I have more colors in my pallet, but that's because I know what they are for. Imagine a kitchen with hundreds of spices and tens of ingredients. A master chef will have no problem to come out with amazing dishes with those. But an inexperienced cook will be very confused. Now take away everything but leave him 5 spices and 4 ingredients. That's probably more manageable. Set boundaries for yourself will actually help you improve. Build your skill on top of what you have learned and mastered is important.

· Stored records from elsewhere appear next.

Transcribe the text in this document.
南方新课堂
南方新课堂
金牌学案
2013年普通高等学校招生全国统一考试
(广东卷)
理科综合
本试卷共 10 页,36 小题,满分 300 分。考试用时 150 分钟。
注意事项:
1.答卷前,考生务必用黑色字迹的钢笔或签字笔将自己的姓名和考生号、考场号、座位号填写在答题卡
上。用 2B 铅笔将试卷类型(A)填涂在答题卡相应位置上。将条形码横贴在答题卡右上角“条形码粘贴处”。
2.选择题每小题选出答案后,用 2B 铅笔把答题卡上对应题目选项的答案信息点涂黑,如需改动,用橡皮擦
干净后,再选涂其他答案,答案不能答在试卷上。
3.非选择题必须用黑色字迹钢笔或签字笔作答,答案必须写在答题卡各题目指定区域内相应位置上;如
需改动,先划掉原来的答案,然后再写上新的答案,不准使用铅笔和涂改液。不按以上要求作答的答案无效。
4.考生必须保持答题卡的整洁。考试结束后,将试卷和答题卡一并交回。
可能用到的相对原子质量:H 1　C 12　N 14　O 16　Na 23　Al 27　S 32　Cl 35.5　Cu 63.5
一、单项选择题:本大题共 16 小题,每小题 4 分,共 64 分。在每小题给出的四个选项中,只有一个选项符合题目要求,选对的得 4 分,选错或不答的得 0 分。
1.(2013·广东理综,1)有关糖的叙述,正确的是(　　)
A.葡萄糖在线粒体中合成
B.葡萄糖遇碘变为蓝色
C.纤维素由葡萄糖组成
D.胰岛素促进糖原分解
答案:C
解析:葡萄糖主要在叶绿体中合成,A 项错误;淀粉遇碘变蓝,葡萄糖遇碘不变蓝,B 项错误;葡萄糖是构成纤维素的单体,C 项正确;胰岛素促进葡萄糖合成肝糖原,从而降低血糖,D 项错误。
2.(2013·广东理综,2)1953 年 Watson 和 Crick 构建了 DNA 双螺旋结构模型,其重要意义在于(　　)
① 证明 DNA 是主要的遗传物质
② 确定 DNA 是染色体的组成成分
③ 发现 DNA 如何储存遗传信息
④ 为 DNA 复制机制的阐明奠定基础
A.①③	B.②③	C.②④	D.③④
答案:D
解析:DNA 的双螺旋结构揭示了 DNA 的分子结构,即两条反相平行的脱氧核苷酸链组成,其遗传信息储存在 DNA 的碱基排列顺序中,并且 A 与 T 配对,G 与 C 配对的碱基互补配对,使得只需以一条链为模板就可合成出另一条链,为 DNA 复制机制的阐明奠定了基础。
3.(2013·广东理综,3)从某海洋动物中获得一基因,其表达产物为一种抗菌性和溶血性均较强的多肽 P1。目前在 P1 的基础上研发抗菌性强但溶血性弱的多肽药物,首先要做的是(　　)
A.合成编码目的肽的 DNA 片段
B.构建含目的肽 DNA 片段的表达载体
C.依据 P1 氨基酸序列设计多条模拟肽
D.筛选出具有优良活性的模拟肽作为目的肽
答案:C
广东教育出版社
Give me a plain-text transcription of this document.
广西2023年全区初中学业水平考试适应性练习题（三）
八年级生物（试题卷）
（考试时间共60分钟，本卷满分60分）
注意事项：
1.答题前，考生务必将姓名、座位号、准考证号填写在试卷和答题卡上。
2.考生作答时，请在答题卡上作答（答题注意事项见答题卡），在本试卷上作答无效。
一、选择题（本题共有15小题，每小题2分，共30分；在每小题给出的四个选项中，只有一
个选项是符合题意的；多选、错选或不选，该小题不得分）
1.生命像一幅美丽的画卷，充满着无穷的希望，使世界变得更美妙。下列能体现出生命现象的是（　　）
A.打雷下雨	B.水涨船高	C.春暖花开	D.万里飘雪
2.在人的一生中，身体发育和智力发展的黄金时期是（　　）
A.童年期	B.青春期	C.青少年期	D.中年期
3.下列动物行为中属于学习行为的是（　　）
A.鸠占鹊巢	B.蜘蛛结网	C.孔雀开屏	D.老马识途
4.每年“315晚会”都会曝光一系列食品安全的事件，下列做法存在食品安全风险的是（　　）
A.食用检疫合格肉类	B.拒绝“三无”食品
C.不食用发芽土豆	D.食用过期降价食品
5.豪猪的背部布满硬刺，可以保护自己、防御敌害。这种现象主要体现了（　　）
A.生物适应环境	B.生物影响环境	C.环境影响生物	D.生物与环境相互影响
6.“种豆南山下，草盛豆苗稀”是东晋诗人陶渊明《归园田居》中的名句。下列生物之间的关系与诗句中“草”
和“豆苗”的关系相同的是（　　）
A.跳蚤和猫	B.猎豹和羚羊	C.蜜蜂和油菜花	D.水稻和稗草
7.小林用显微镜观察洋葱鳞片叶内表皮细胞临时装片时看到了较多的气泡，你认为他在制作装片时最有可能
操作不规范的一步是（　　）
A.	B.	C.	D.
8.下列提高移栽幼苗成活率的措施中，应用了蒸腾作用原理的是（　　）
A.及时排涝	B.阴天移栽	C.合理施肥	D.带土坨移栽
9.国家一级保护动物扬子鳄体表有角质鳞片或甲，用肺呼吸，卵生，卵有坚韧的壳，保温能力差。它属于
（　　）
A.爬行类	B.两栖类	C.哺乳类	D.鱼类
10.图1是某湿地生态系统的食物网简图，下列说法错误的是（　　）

- Do not obsess over the finish product
You want to have good finish painting. You want to have something to put on our Facebook or Instagram to get some Likes. And so do I. But resist the desire to paint a master piece. Treat every painting as a practice. Tell yourself that if this one fails, you can paint another one! If you pressure yourself to paint a finish product every time, you are killing your self-confidence! Because you simply can't! Just paint, don't think about if it will turn out well. If you end up with a good painting, great! If not, start another one. No such thing as waste of time when you paint, you always gain experience and that's what matters here!
A skill set is not easy to acquire. Unlike knowledge and information, which you can pretty much Google it and obtain it in couple minutes. This is why being an artist is not easy, but it is also very rewarding to see when your hard work pays off.